Situation: Readiness number looks lower than last week.

Steps: 1. Look at the sparkline — where did the drop happen? 2. Click Dashboard to see the attention items for the current state. 3. Click Alerts filtered to Open and look at the most recent test_failure rows — those are the likely cause. 4. If the drop aligns with a specific day, cross-reference the audit log for that date via the Reporting module.

Expected Outcome: You can identify the specific control/test responsible and either acknowledge the alert with a remediation note or assign a MAP.

Changing the Trend Window

When to use: Board wants a 90-day posture view instead of 30-day, or you want to zoom in on the last week.

Steps: 2. Refresh the page.

Expected Outcome: Sparkline redraws with the new number of data points, assuming the program has that many snapshots on file.

Note: there is no UI control for trend_days today — it’s a URL-only parameter.

Forcing a Fresh Snapshot

When to use: You shipped a big fix today and don’t want the trend to show yesterday’s stale number on the exec view.

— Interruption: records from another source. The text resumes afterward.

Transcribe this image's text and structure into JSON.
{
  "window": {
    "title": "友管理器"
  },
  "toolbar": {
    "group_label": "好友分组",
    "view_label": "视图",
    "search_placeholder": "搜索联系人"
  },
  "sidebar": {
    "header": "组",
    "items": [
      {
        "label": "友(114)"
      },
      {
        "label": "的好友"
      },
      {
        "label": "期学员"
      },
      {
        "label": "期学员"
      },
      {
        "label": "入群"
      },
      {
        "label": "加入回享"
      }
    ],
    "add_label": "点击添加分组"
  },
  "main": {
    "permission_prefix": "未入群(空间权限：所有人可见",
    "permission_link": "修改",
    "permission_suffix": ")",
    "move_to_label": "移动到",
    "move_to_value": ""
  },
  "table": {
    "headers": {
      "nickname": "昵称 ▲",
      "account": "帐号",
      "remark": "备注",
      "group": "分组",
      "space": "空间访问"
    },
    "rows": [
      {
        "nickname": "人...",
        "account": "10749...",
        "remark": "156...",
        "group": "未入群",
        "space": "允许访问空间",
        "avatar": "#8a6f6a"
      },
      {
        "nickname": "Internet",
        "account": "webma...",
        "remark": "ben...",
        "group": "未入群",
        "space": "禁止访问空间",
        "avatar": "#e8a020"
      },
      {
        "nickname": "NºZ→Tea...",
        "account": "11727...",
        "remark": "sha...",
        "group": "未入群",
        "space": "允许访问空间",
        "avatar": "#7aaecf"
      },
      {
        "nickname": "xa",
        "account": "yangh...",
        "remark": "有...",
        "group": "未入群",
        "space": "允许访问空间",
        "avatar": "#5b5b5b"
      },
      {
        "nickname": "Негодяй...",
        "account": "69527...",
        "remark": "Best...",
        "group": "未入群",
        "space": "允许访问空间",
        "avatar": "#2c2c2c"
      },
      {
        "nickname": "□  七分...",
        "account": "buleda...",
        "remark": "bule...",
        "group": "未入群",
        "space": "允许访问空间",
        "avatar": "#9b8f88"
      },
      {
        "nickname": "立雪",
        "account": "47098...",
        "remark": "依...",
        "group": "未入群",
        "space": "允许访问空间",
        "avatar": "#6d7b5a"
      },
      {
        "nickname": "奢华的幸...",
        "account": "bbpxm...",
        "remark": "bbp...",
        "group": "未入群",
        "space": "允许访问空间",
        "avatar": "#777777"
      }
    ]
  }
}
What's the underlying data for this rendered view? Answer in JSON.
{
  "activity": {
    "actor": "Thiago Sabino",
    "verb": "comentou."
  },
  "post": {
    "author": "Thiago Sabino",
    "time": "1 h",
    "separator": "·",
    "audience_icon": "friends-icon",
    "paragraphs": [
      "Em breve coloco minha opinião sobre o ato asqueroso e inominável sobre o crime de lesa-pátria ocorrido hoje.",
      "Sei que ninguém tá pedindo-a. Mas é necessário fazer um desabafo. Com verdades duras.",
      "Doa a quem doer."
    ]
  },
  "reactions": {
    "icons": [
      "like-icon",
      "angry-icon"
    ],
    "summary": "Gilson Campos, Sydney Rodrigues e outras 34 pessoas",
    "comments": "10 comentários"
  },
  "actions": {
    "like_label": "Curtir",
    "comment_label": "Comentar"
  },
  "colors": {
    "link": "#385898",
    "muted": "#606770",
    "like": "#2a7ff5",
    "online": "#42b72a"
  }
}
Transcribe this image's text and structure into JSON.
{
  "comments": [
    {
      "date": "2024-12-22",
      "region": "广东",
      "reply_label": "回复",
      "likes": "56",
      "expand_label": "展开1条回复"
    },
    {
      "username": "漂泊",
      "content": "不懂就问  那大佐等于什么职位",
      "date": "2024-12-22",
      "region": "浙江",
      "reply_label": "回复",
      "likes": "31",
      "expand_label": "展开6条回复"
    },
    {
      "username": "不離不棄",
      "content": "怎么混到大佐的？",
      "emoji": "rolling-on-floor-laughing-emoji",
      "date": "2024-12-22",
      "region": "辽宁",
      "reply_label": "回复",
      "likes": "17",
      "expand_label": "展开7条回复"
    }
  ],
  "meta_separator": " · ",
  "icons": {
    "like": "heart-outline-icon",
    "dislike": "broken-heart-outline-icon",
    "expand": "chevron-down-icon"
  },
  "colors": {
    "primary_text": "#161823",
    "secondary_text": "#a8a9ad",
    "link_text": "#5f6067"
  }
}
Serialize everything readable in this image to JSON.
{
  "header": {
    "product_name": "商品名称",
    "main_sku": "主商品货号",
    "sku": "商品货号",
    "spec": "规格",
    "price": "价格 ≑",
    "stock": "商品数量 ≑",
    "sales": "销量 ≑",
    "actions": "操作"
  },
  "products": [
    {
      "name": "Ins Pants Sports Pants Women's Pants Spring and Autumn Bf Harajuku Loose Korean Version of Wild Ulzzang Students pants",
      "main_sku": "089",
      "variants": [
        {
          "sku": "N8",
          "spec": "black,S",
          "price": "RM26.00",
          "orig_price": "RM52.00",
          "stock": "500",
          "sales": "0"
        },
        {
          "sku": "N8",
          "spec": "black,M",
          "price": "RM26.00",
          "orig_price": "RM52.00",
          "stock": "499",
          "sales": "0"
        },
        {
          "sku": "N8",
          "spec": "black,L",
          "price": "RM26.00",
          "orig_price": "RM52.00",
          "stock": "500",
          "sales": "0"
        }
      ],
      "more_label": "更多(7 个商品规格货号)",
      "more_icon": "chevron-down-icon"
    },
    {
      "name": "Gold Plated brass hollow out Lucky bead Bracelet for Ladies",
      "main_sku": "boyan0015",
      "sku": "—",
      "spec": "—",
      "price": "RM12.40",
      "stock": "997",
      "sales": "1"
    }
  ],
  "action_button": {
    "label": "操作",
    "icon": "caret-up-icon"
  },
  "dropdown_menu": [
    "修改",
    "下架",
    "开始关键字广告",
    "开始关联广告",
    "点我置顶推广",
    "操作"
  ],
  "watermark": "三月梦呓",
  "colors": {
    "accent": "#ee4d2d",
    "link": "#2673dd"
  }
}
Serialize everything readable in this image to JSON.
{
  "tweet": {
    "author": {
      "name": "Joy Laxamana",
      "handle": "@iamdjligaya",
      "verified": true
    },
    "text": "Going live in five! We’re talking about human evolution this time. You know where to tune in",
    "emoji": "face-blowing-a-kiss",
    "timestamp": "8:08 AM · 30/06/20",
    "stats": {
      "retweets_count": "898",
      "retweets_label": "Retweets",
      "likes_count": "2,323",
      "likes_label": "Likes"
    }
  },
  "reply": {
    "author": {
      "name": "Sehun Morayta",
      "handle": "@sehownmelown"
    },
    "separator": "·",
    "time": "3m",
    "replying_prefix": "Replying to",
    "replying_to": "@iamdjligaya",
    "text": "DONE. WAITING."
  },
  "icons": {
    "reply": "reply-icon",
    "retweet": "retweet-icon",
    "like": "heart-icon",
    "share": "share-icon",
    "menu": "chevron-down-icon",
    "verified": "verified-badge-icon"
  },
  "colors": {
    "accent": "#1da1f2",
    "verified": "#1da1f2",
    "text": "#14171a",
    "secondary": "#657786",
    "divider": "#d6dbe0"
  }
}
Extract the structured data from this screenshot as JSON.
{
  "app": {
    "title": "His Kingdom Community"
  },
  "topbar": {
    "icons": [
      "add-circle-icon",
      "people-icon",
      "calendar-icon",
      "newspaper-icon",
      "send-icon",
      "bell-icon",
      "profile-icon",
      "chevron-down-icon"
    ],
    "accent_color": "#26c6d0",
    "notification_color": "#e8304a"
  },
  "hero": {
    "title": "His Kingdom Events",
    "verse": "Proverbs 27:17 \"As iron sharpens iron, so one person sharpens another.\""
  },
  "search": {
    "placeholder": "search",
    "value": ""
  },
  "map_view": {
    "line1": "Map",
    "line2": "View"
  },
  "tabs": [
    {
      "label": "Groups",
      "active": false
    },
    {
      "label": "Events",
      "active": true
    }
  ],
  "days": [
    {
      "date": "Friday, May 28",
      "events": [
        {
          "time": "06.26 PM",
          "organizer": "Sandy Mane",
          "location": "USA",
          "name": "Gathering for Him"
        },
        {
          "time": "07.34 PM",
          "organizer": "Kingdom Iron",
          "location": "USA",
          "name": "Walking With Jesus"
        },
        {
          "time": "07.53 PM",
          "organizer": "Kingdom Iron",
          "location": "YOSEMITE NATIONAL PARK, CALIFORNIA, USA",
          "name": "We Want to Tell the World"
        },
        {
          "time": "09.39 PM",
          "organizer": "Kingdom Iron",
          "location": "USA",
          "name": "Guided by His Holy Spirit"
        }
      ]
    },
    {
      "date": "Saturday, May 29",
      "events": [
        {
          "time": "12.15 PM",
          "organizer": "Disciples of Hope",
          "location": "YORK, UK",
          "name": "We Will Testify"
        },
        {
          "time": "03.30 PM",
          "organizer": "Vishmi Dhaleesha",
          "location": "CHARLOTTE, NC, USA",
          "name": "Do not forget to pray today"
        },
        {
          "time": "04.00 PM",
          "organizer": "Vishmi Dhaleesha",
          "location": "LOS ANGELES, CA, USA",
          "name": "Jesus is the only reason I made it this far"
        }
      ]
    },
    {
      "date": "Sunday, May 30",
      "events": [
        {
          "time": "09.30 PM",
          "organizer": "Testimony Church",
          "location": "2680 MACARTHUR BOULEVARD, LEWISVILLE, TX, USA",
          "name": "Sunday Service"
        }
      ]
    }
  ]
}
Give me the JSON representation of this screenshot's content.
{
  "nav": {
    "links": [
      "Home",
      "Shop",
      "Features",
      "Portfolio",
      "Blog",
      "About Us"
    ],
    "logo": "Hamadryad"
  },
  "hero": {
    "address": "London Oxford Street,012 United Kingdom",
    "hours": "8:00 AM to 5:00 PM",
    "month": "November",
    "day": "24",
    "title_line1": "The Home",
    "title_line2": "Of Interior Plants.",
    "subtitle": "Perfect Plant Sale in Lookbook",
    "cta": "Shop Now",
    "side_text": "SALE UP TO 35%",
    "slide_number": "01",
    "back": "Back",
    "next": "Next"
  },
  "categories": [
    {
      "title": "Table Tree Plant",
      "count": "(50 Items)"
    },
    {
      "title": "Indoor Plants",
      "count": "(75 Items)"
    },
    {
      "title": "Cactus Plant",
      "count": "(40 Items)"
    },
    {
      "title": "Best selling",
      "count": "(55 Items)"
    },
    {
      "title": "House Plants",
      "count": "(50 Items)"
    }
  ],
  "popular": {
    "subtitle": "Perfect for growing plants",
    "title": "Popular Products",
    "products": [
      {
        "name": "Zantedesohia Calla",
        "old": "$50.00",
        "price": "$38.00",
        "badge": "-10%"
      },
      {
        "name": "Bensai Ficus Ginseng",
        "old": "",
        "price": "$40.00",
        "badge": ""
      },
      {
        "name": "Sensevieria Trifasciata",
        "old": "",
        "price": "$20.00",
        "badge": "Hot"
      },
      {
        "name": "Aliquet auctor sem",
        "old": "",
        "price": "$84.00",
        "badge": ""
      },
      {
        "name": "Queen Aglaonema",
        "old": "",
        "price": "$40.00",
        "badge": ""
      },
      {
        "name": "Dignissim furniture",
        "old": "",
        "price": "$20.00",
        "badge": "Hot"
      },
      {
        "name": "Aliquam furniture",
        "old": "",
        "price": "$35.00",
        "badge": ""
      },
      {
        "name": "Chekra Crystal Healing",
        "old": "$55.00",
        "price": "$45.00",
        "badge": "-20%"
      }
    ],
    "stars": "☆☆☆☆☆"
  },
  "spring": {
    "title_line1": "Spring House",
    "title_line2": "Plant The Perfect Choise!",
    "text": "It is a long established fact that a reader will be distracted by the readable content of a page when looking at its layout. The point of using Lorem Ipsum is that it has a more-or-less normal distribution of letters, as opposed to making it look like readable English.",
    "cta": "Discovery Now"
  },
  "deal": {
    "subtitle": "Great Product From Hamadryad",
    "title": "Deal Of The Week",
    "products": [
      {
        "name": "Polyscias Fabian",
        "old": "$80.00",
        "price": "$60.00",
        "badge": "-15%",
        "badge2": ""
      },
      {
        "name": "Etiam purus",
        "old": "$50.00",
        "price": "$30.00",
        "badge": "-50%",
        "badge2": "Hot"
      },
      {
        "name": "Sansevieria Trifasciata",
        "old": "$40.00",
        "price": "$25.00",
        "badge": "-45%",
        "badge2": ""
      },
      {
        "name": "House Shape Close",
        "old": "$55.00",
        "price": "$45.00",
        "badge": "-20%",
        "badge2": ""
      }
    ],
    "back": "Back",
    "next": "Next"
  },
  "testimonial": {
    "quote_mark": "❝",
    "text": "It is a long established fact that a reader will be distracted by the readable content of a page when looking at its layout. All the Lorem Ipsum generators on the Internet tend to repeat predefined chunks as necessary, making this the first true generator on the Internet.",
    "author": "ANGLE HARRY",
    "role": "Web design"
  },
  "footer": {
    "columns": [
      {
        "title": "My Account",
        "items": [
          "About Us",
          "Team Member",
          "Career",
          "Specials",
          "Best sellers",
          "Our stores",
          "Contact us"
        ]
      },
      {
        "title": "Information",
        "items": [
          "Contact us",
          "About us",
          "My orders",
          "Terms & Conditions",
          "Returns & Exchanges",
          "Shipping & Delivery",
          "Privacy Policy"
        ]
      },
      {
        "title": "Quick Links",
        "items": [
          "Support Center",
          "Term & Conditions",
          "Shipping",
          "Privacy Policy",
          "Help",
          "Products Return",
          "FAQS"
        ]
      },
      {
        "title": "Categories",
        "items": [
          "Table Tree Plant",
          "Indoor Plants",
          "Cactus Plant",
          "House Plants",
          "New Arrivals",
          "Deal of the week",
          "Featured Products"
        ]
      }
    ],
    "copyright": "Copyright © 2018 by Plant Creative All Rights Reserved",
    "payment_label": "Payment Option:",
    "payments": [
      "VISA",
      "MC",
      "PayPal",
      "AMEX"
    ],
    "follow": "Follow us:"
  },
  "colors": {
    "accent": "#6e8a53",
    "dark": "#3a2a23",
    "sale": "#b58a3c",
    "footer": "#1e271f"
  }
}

Steps: 2. Reload the executive summary. 3. The trend’s latest point should now be today’s readiness.

Expected Outcome: The sparkline’s right-most point matches the big readiness number.

Permissions Reference

Permission Grants
Meridian.view Read the executive summary for any program in your tenant.
Meridian.admin Same, plus the ability to fire scheduler ticks / freshness sweeps that feed upstream data.